Voller Einsatz, aber bekommt trotzdem Hamilton das Cockpit?, Foto: Sutton
Voller Einsatz, aber bekommt trotzdem Hamilton das Cockpit?, Foto: Sutton

An seine Stelle trat Pedro de la Rosa, der Montoya schon im Vorjahr als Super-Sub vertreten hatte, damals wegen der "Tennis"-Verletzung des Kolumbianers, der seinen Wechsel zu McLaren übrigens seinerzeit ähnlich früh wie diesmal Alonso bekannt gegeben hatte. Für den Spanier bleibt zu hoffen, dass dies kein schlechtes Omen ist... Der zweite Spanier im Bunde, de la Rosa, konnte seine starke kämpferische Leistung des Bahrain-Ersatzeinsatzes von 2005 nicht ganz wiederholen. Er fuhr zwar solide Rennen, bot aber keine überwältigenden Aktionen.

Deshalb wurde schon während der Saison darüber diskutiert, ob nicht das silberne Juwel Lewis Hamilton an seiner Stelle fahren sollte.
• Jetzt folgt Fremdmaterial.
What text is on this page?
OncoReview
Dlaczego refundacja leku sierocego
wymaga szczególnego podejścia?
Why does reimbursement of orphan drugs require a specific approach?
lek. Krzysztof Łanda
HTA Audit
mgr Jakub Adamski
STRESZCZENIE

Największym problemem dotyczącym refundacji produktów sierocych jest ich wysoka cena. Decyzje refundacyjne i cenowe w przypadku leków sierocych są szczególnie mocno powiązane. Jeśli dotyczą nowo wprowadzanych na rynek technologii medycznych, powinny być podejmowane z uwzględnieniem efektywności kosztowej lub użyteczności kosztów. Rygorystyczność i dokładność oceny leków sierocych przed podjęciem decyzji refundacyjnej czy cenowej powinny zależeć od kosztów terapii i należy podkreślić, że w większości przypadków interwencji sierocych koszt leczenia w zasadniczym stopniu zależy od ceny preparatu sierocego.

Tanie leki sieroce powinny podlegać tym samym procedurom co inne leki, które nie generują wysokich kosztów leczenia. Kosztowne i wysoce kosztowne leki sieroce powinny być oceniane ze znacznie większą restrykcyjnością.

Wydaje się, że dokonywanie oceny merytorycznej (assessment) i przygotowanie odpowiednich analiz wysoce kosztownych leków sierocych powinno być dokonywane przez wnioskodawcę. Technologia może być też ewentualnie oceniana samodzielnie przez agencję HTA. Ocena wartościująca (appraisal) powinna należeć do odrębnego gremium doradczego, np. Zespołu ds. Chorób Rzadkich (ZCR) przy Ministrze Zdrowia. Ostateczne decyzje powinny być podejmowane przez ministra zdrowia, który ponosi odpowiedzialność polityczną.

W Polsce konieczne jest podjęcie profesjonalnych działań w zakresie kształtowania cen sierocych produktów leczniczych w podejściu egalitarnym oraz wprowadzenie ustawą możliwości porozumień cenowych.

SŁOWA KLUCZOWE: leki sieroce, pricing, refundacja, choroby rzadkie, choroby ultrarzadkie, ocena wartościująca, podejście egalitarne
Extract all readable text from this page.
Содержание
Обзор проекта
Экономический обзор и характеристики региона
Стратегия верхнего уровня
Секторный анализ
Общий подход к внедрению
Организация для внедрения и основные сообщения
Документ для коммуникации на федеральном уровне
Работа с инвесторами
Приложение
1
Doch Ron Dennis & Co entschieden sich für die sichere Variante: Hamilton sollte nicht verheizt werden. Stattdessen gewann er den GP2-Titel und durfte danach erste F1-Testerfahrungen sammeln. Trotzdem wurde über ihn mehr gesprochen als über den eigentlichen vierten McLaren-Testfahrer Gary Paffett. Dieser war mit großen Hoffnungen in die Saison gestartet und viele sahen ihn 2007 in irgendeinem F1-Stammcockpit. Doch mit fortschreitendem Saisonverlauf testete Paffett immer seltener. Hamilton stahl ihm die Show, obwohl dieser bis dahin noch nie in einem F1-Auto gesessen hatte. Jetzt sieht Paffetts Zukunft weder silbern noch rosig aus. Der Traum vom DTM-Champion zum F1-Piloten könnte 2007 bestenfalls als Spyker-Pilot oder Honda-Testfahrer enden.

Saisonziel erreicht? Nein, kein einziger Rennsieg spricht eine eigene Sprache.